09 Jun Emailing Does Not Pass the Kiobel Test: US Court Dismisses ATS Case Against Anti-Gay Pastor
Distracted by #ComeyDay and other international crises, I missed this recent U.S. federal court decision in Sexual Minorities of Uganda v. Lively, dismissing an Alien Tort Statute lawsuit on Kiobel extra-territoriality grounds. While using unusually critical language to denounce U.S. pastor-defendant Scott Lively’s involvement in Uganda’s anti-homosexual laws and actions, the U.S. District Court for Massachusetts held:
…Defendant’s status as an American citizen and his physical presence in the United States is clearly not enough under controlling authority to support ATS extraterritorial jurisdiction. The sporadic trail of emails sent by Defendant to Uganda does not add enough to the record to demonstrate that Plaintiff’s claims “touch and concern the territory of the United States . . with sufficient force to displace the presumption against extraterritorial application.” Kiobel, 133 S. Ct. at 1669.

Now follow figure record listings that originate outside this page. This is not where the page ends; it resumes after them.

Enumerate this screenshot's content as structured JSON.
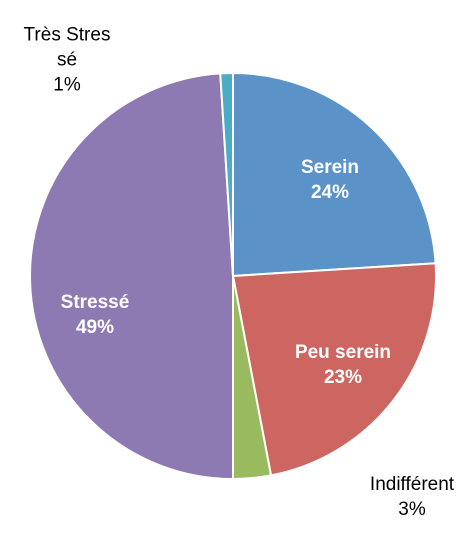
{
  "chart_data": {
    "type": "pie",
    "categories": [
      "Serein",
      "Peu serein",
      "Indifférent",
      "Stressé",
      "Très Stressé"
    ],
    "values": [
      24,
      23,
      3,
      49,
      1
    ],
    "value_labels": [
      "24%",
      "23%",
      "3%",
      "49%",
      "1%"
    ],
    "colors": [
      "#5b93c9",
      "#cd6660",
      "#9aba5f",
      "#8e7ab3",
      "#4bacc6"
    ]
  }
}
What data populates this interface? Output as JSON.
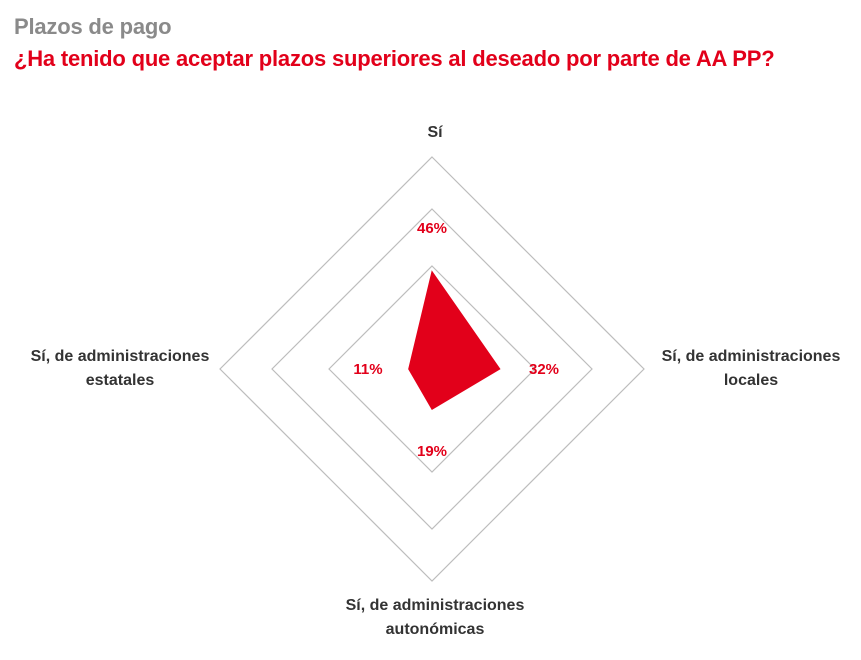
{
  "header": {
    "kicker": "Plazos de pago",
    "title": "¿Ha tenido que aceptar plazos superiores al deseado por parte de AA PP?"
  },
  "colors": {
    "accent": "#e2001a",
    "kicker": "#8a8a8a",
    "grid": "#bdbdbd",
    "axis_text": "#333333"
  },
  "chart_data": {
    "type": "radar",
    "axes": [
      {
        "label": [
          "Sí"
        ],
        "value": 46,
        "value_label": "46%"
      },
      {
        "label": [
          "Sí, de administraciones",
          "locales"
        ],
        "value": 32,
        "value_label": "32%"
      },
      {
        "label": [
          "Sí, de administraciones",
          "autonómicas"
        ],
        "value": 19,
        "value_label": "19%"
      },
      {
        "label": [
          "Sí, de administraciones",
          "estatales"
        ],
        "value": 11,
        "value_label": "11%"
      }
    ],
    "unit": "%",
    "scale_max": 100,
    "grid_levels": 3,
    "grid": true,
    "legend": "none"
  }
}
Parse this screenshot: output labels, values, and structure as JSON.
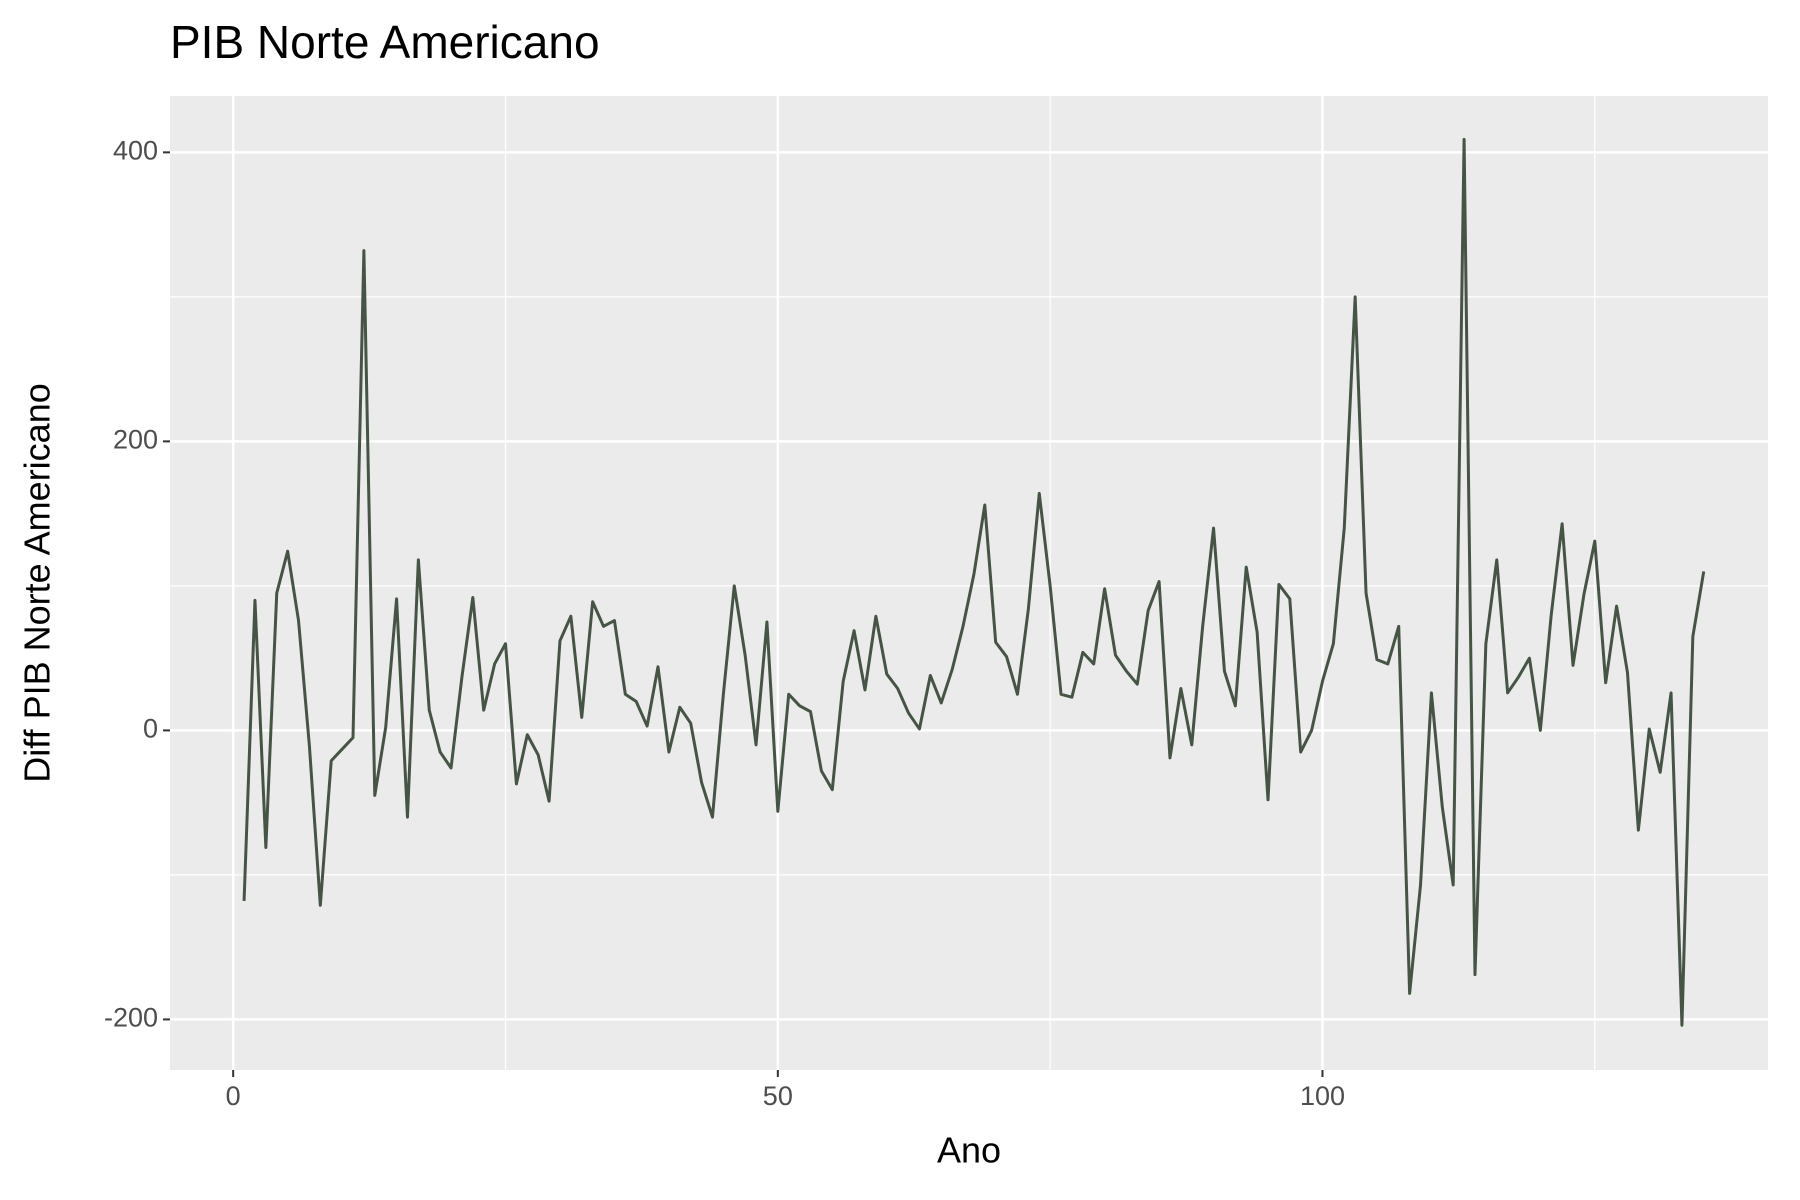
{
  "chart_data": {
    "type": "line",
    "title": "PIB Norte Americano",
    "x_label": "Ano",
    "y_label": "Diff PIB Norte Americano",
    "x": [
      1,
      2,
      3,
      4,
      5,
      6,
      7,
      8,
      9,
      10,
      11,
      12,
      13,
      14,
      15,
      16,
      17,
      18,
      19,
      20,
      21,
      22,
      23,
      24,
      25,
      26,
      27,
      28,
      29,
      30,
      31,
      32,
      33,
      34,
      35,
      36,
      37,
      38,
      39,
      40,
      41,
      42,
      43,
      44,
      45,
      46,
      47,
      48,
      49,
      50,
      51,
      52,
      53,
      54,
      55,
      56,
      57,
      58,
      59,
      60,
      61,
      62,
      63,
      64,
      65,
      66,
      67,
      68,
      69,
      70,
      71,
      72,
      73,
      74,
      75,
      76,
      77,
      78,
      79,
      80,
      81,
      82,
      83,
      84,
      85,
      86,
      87,
      88,
      89,
      90,
      91,
      92,
      93,
      94,
      95,
      96,
      97,
      98,
      99,
      100,
      101,
      102,
      103,
      104,
      105,
      106,
      107,
      108,
      109,
      110,
      111,
      112,
      113,
      114,
      115,
      116,
      117,
      118,
      119,
      120,
      121,
      122,
      123,
      124,
      125,
      126,
      127,
      128,
      129,
      130,
      131,
      132,
      133,
      134,
      135
    ],
    "series": [
      {
        "name": "Diff PIB Norte Americano",
        "color": "#465446",
        "values": [
          -118,
          90,
          -81,
          95,
          124,
          76,
          -11,
          -121,
          -21,
          -13,
          -5,
          332,
          -45,
          2,
          91,
          -60,
          118,
          14,
          -15,
          -26,
          37,
          92,
          14,
          46,
          60,
          -37,
          -3,
          -17,
          -49,
          62,
          79,
          9,
          89,
          72,
          76,
          25,
          20,
          3,
          44,
          -15,
          16,
          5,
          -36,
          -60,
          25,
          100,
          52,
          -10,
          75,
          -56,
          25,
          17,
          13,
          -28,
          -41,
          34,
          69,
          28,
          79,
          39,
          29,
          12,
          1,
          38,
          19,
          42,
          72,
          108,
          156,
          61,
          51,
          25,
          84,
          164,
          100,
          25,
          23,
          54,
          46,
          98,
          52,
          41,
          32,
          83,
          103,
          -19,
          29,
          -10,
          72,
          140,
          41,
          17,
          113,
          68,
          -48,
          101,
          91,
          -15,
          0,
          34,
          60,
          140,
          300,
          95,
          49,
          46,
          72,
          -182,
          -107,
          26,
          -53,
          -107,
          409,
          -169,
          60,
          118,
          26,
          37,
          50,
          0,
          80,
          143,
          45,
          94,
          131,
          33,
          86,
          40,
          -69,
          1,
          -29,
          26,
          -204,
          65,
          110
        ]
      }
    ],
    "xlim": [
      -5.8,
      140.9
    ],
    "ylim": [
      -235,
      439
    ],
    "xticks": [
      0,
      50,
      100
    ],
    "yticks": [
      -200,
      0,
      200,
      400
    ],
    "grid": true
  }
}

What is notable about this case is that the same court and judge refused to dismiss this case on Kiobel grounds back in 2013 with largely the same allegations. The main difference with the result in 2017 seems to be that discovery revealed that Lively, the U.S. pastor, did not provide any
financial backing to the detestable campaign in Uganda, he directed no physical violence, he hired no employees, and he provided no supplies or other material support. His most significant efforts on behalf of the campaign occurred within Uganda: itself, when he appeared at conferences, meetings, and media events.
On these facts, this seems like the right result. Kiobel requires something more than communications from the United States to “displace the presumption against extraterritoriality.” But caselaw continues to be a little muddy and I fully expect this to be appealed.